A monitoring system for Heritrix 3.
Java HTML JavaScript Groovy CSS Scala Other



Monitrix is a monitoring/analytics frontend for the Heritrix 3 Web crawler. There are two prototypes:

  • Prototype 1: A dedicated web application.
  • Prototype 2: A version built on the generic log visualisation platform, Kibana.

We are moving towards exclusively using the Kibana version. It is based on this ELK Docker image, but we add configuration so Logstash knows how to parse and store Heritrix logs.

Visit the Wiki for more information.

About The Dedicated Web Application

Developers: Quick Start

To start monitrix in development mode, change into the project root folder and type play run. The application will be at http://localhost:9000.

To generate an Eclipse project, type play eclipse.

Getting Data into monitrix

To load data into monitrix, enter the 'Admin' section, and enter the absolute path of a log file in the form. The log file should immediately appear in the list above the form, with status 'CATCHING UP' (or 'PENDING', followed shortly thereafter by 'CATCHING UP'). monitrix will now load the log file into the database. After the upload is complete, monitrix will continuously check the log file for updates. Warning: Loading data takes time! On my machine, a 10 GB log sample currently takes about 1 hour to process!
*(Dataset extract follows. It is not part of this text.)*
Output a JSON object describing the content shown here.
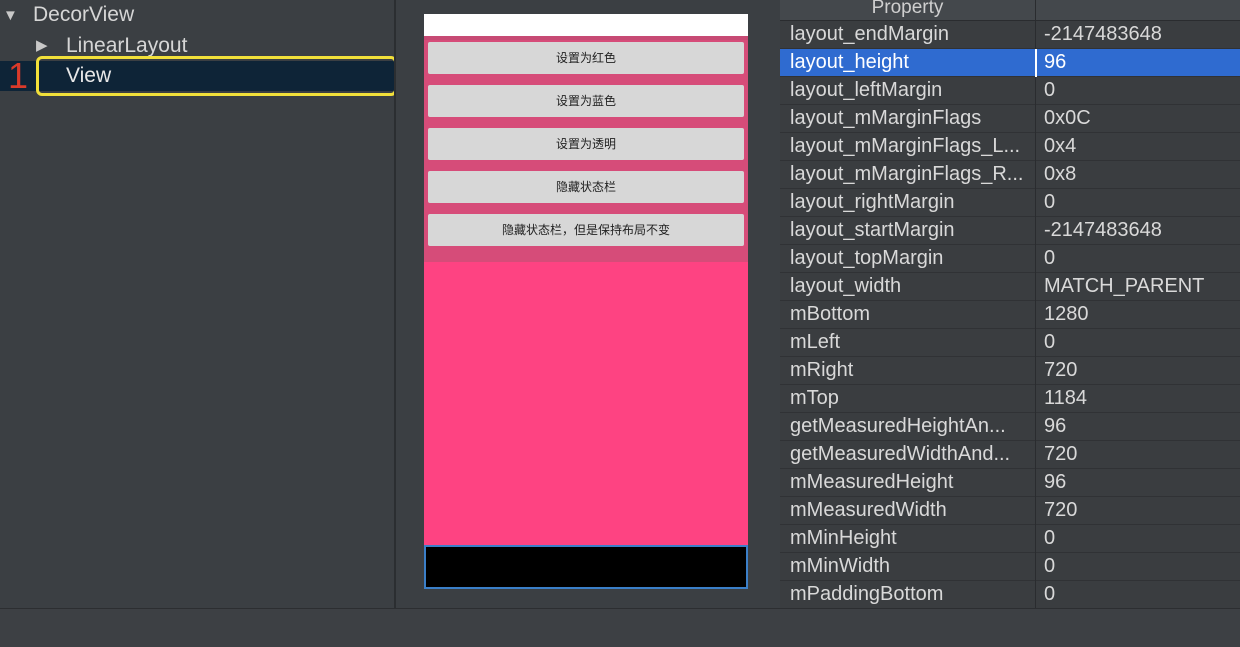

Alternatively, you can also populate the database 'manually' using either of the following Java utilities, located in the /test folder of the project:

  • uk.bl.monitrix.util.BatchLogProcessor will load a log file into the database in one go and then terminate.
  • uk.bl.monitrix.util.IncrementalLogProcessor will load a log file into the database, and then continue to monitor that file (and incrementally sync the DB) until it is terminated forcefully.